Über rund 100 Jahre und vier Generationen von (vor allem) Frauen spannt Schilinski einen assoziativen, magisch-realistischen, formal wie erzählerisch gewagten Bogen, der ausschließlich in einen Gehöft in der Altmark in Sachsen-Anhalt angesiedelt ist und die Geister der Vergangenheit und der Gegenwart durchmisst. Virtuos wechselt der Film immer wieder die Zeitebenen und -perspektiven, die Erzählstimmen und auch die formalen Mittel: Die Bandbreite reicht von Daguerreotypien und verrauschten Homevideoaufnahmen über Kinobilder von erhabener Größe und Schönheit bis hin zu abstrakt anmutenden Passagen. Schilinski wechselt unversehens in die Unschärfe oder lässt die Bilder Kopf stehen, weil das ja die Art und Weise ist, wie wir eigentlich die Welt sehen würden, wäre da nicht der Kopf, der das verkehrte Bild erst wieder umdreht. Auf der Tonebene wiederum atmet der Film buchstäblich: Er knistert, brummt und dröhnt und wird so zu einem lebendigen Organismus, zu einer ebenso körperlichen wie sinnlichen Erfahrung, zu Meta-Kino, das weit über die Leinwand hinaus eine ungeheure Wirkung entfaltet.

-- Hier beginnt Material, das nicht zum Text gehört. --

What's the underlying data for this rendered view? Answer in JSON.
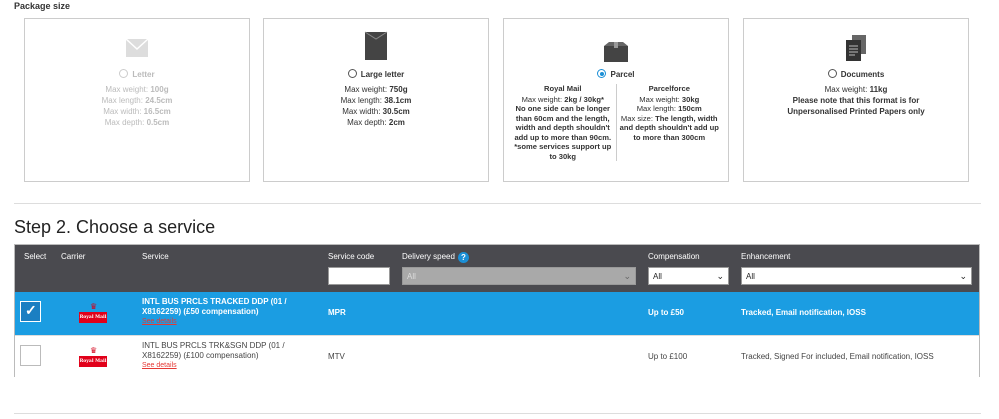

Die Handlung dieses überaus assoziativen Bilder- und Tonreigens, dieses Kaleidoskops von Perspektiven und Konstellationen auch nur annähernd sinnvoll zu beschreiben, ist nahezu ein Ding der Unmöglichkeit und würde diesem ebenso vielschichtig-komplexen wie meditativen Werk auch nicht gerecht. Überhaupt hat man nach dem Verlassen des Kinos den drängenden Wunsch, diesen Film ein zweites, ein drittes und am besten noch ein viertes Mal zu sehen. Man würde zweifellos dabei immer wieder neue Details, neue Verbindungen erkennen, aufregende Entdeckungen machen. Das Bild, das man sich von dem Film gemacht hat, würde sich verändern. Klar bliebe aber sicherlich: In die Sonne schauen ist ein Meisterwerk, ein Solitär des Kinos, ein Monstrum von einem Film, das sich wie gesagt beständig verändert, bis ins Unermessliche wächst.

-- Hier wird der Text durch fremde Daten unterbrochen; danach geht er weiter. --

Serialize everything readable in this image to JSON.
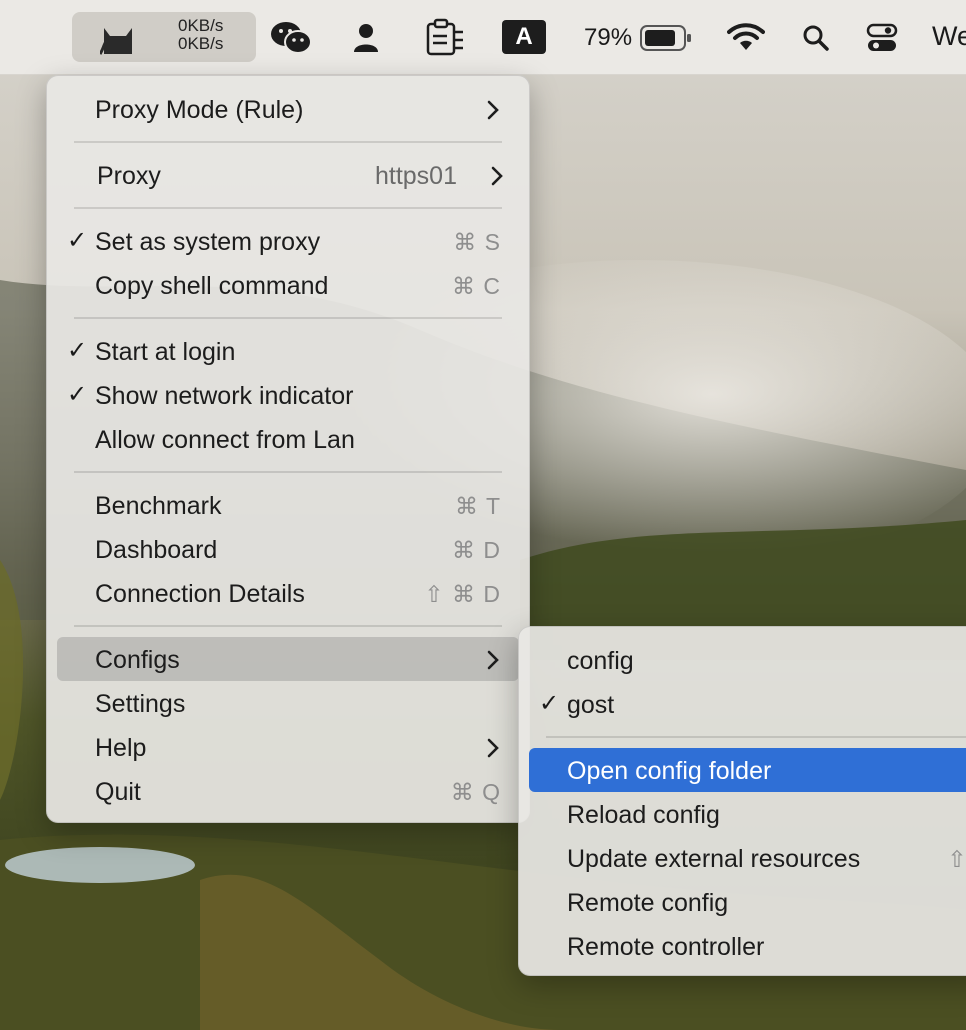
{
  "menubar": {
    "upload_speed": "0KB/s",
    "download_speed": "0KB/s",
    "input_source": "A",
    "battery_percent": "79%",
    "clock_partial": "We",
    "icons": [
      "cat-app-icon",
      "wechat-icon",
      "user-icon",
      "clipboard-icon",
      "input-source-icon",
      "battery-icon",
      "wifi-icon",
      "search-icon",
      "control-center-icon"
    ]
  },
  "main_menu": {
    "proxy_mode": "Proxy Mode (Rule)",
    "proxy_label": "Proxy",
    "proxy_value": "https01",
    "set_system_proxy": "Set as system proxy",
    "set_system_proxy_shortcut": "⌘ S",
    "copy_shell": "Copy shell command",
    "copy_shell_shortcut": "⌘ C",
    "start_login": "Start at login",
    "show_network": "Show network indicator",
    "allow_lan": "Allow connect from Lan",
    "benchmark": "Benchmark",
    "benchmark_shortcut": "⌘ T",
    "dashboard": "Dashboard",
    "dashboard_shortcut": "⌘ D",
    "connection_details": "Connection Details",
    "connection_details_shortcut": "⇧ ⌘ D",
    "configs": "Configs",
    "settings": "Settings",
    "help": "Help",
    "quit": "Quit",
    "quit_shortcut": "⌘ Q",
    "checkmark": "✓"
  },
  "configs_submenu": {
    "config": "config",
    "gost": "gost",
    "open_folder": "Open config folder",
    "open_folder_shortcut": "⌘",
    "reload": "Reload config",
    "reload_shortcut": "⌘",
    "update_external": "Update external resources",
    "update_external_shortcut": "⇧ ⌘",
    "remote_config": "Remote config",
    "remote_controller": "Remote controller",
    "checkmark": "✓"
  },
  "colors": {
    "highlight_blue": "#2f6fd6",
    "menu_bg": "#e8e7e4",
    "menubar_bg": "#ebe9e5"
  }
}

Stets geht es aber um die Frauen, die diesen alten Vierseithof bewohnen, die hier zu ganz unterschiedlichen Zeiten und in verschiedenen Staaten (im Deutschland des Kaiserreichs und des Nationalsozialismus, in der DDR und schließlich in der wiedervereinigten Bundesrepublik Deutschland) Kinder sind, heranwachsen. Sie bilden eine durch die Zeiten miteinander verbundene Kette von Schicksalen, nicht notwendigerweise verwandt und doch wie durch ein unsichtbares Band verknüpft zu einem Bund, einer Schwesternschaft des Entdeckens, Erleidens und Erduldens. Was diese Frauen über die Generationen hinweg miteinander verbindet, sind ähnliche Erfahrungen und sich wiederholende Muster. Es geht um Ausbeutung, Anpassung und Unterdrückung (auch der eigenen Gefühle, Nöte und Bedürfnisse), um Lebenslust und Todessehnsucht, um die stillen Schreie gegen die Unterdrückung. Sie leben in einem patriarchal-autoritären System, das bevölkert wird von den Geistern der Vergangenheit, in einem Zwischenreich zwischen dem Jetzt und dem Reigen des Vergangenen und der Verstorbenen, die hier ganz selbstverständlich in die Gegenwart hinein wirksam sind.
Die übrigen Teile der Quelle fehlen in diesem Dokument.